En dépit de ces remarques, la décomposition de la croissance n’est pas unanimement critiquée pour apprécier la productivité totale des facteurs. Dans l’introduction de la deuxième section de ce chapitre, nous avons rappelé quelques remarques énoncées par Barro [1998] sur les liens qu’il perçoit entre les anciennes et les nouvelles théories de la croissance pour l’appréciation de la productivité totale des facteurs 1540 . De manière similaire, Aghion et Howitt [1998] insistent sur la nécessité d’un renouvellement des outils, liée à la mesure des facteurs responsables de la croissance de la productivité. Ils expliquent ainsi la nécessité d’ « une révision des fondements théoriques de la comptabilité nationale afin de mieux définir les concepts pertinents et la façon de les mesurer » 1541 . Aghion et Howitt avancent un certain nombre de propositions allant dans ce sens. Elles concernent à la fois la mesure du produit des activités liées à la production de connaissances et celle des investissements dans ces activités. Pour l’aspect « input » des connaissances, ils soulignent la nécessité d’une collecte de données plus fine concernant les activités formelles et informelles liées à la création de connaissances. L’amélioration du contenu de ces données devrait permettre de dégager avec précision la production de la connaissance et d’en mesurer la productivité, ainsi que le rendement des investissements en connaissances. Parallèlement, concernant l’aspect « output » des connaissances, ils rappellent que les principales données proviennent des brevets et des nouveaux biens. Pour ces derniers, ils insistent sur la prise en compte à la fois de l’amélioration de la qualité et de l’obsolescence. Les régressions hédoniques permettent de résoudre la question de l’amélioration de la qualité des biens et de la valorisation des connaissances. Selon Aghion et Howitt, cette méthode devrait être davantage employée pour la construction des statistiques, même si la concurrence imparfaite complique l’appréciation de l’impact des nouveaux biens sur l’accroissement de la qualité des anciens biens. Quant à la question de l’obsolescence, Aghion et Howitt voient dans un travail de Caballero et Jaffe de 1993 1542 une voie à poursuivre pour appréhender le « taux d’obsolescence des idées brevetables ».

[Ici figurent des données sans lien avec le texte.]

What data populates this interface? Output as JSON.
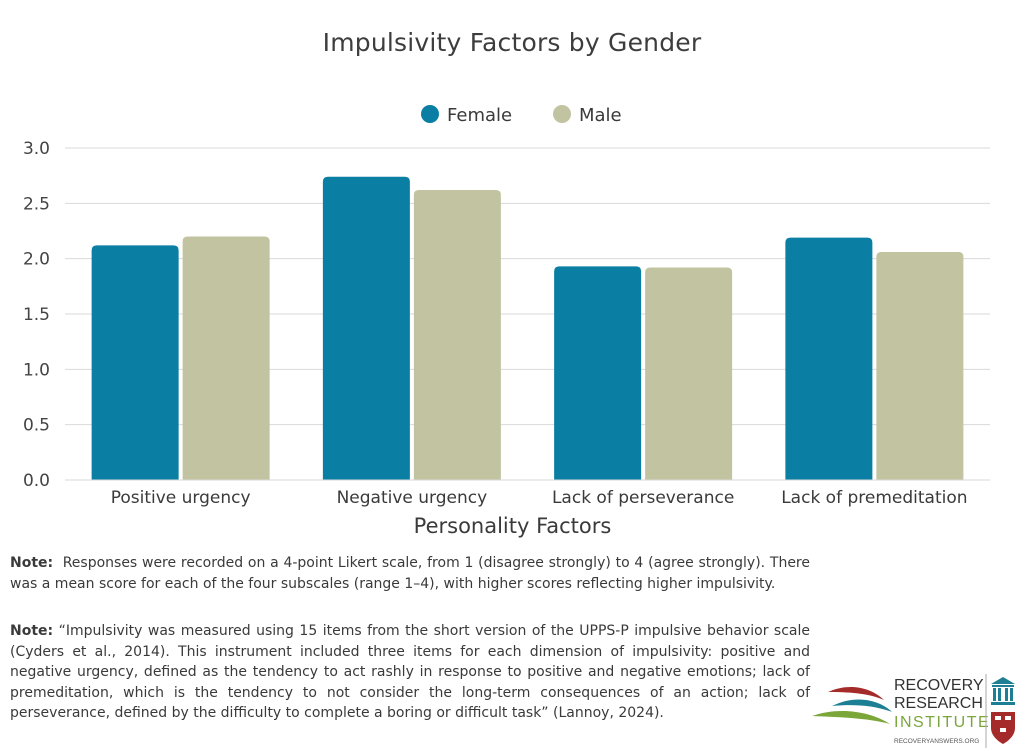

La question de la mesure de la productivité totale des facteurs illustre la pluralité des points de vue sur la question, avec le rejet « théorique » de Metcalfe [1997] et le rejet « statistique » de Grossman et Helpman [1991] face à la confiance maintenue à cette mesure par Barro [1998] ou Aghion et Howitt [1998]. La mesure empirique de cette productivité dépasse donc largement le cadre de la démarche économétrique et nécessite encore de nouvelles avancées théoriques sur les liens entre la croissance et la production et la diffusion des connaissances.

Notes
1533.

Voir p. 450.

1534.

« As Nelson for one has repeatedly insisted one has an inevitable degree of freedom in distinguishing « shifts in » from « relocations around » a production function. Either the production function shifts, endogenously or exogenously does not mature for this purpose, or the shape of the production function is such that returns to capital decline much more slowly than conventional evidence on rates of returns and capital income shares indicates. There is no independent way to separate these rival hypotheses », Metcalfe [1997], p. 95.

1535.

« To follow a different route ».

1536.

« That total factor productivity growth is composed of a number of elements and that it is an inherently statistical concept based upon the aggregation of widely different behaviours in the economy », Metcalfe [1997], p. 95.

1537.

Jorgenson D. ‑ Gollop F. ‑ Fraumeni B. [1987], Productivity and US Economic Growth, Harvard University Press, Cambridge.

1538.

Voir p. 79.

1539.

Voir p. 437.

1540.

Voir p. 413.

1541.

Aghion ‑ Howitt [1998], p. 481.

1542.

Caballero R. ‑ Jaffe A. [1993], « How High are the Giant’s Shoulders: an Empirical Assessment of Knowledge Spillovers and Creative Destruction in a Model of Economic Growth », NBER Macroeconomics annual, MIT Press, Cambridge, pp. 15‑74.